Wind farm in Northumberland, England

North Steads Wind Farm is an onshore electricity generating site west of Widdrington in Northumberland, England. The site was developed on old coal opencast workings and has nine turbines delivering over 18 megawatts of power per year.

==History==
Consent for the wind farm was granted in 2012, though construction of the site did not start until August 2015, one month after Infinis (later renamed as Ventient Energy) acquired the site from Peel Energy. The original planning permission sought was for 13 units, but this was reduced to nine operational units at North Steads, as four already existed at another site nearby called Sisters Wind Farm. The site was commissioned in June 2016, with the name North Steads Wind Farm, after the local community campaigned for the name to be changed from Blue Sky Forest, which Peel Energy developed the site as. North Steads was developed on the former coal opencasting site of Maiden Hall and Steadsburn, half of which had ceased coaling operations in 2006, though the 69 hectare Steadsburn site was still blasting rock in 2009.

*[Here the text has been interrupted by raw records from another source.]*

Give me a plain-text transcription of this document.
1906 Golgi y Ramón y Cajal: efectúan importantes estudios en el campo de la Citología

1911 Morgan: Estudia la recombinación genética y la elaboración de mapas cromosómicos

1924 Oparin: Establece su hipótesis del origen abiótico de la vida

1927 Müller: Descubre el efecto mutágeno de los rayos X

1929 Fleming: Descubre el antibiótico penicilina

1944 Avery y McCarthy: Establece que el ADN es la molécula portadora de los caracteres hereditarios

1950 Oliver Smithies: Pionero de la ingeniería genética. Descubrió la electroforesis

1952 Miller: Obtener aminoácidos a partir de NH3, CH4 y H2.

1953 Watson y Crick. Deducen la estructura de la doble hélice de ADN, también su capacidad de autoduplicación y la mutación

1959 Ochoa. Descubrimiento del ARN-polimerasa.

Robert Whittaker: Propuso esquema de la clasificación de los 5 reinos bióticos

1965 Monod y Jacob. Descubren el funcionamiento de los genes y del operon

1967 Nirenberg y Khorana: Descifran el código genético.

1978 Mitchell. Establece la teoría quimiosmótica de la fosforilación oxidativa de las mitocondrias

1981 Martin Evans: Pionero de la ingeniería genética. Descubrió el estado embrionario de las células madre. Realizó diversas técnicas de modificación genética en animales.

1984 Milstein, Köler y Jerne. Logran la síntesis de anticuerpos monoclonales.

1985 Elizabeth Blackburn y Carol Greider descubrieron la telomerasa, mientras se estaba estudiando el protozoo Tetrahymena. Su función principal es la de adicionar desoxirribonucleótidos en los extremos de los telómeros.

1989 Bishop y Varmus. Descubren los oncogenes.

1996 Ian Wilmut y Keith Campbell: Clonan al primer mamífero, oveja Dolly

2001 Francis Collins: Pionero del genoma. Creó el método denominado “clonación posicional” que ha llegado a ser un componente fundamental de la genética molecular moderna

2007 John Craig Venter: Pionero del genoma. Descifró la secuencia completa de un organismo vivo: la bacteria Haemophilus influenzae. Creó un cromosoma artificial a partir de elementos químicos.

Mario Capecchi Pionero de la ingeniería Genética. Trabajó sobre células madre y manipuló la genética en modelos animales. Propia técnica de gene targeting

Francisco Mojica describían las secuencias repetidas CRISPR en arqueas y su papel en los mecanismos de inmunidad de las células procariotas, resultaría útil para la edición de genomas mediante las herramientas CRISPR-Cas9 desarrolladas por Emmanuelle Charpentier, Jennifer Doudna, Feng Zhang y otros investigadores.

The site consists of nine turbines, each with a rating of just over 2 megawatts, and at a height of 80 m. The length of each blade is 45 m with an overall diameter of 92 m. The output of the site is rated as 18.45 megawatts, which is enough to power over 11,700 homes annually.

Six of the turbines are surrounded by woodland (North Steads Plantation), and the three southernmost, are on arable land. The site averages about 30 m above sea level, and is bounded to the east by Steads Burn.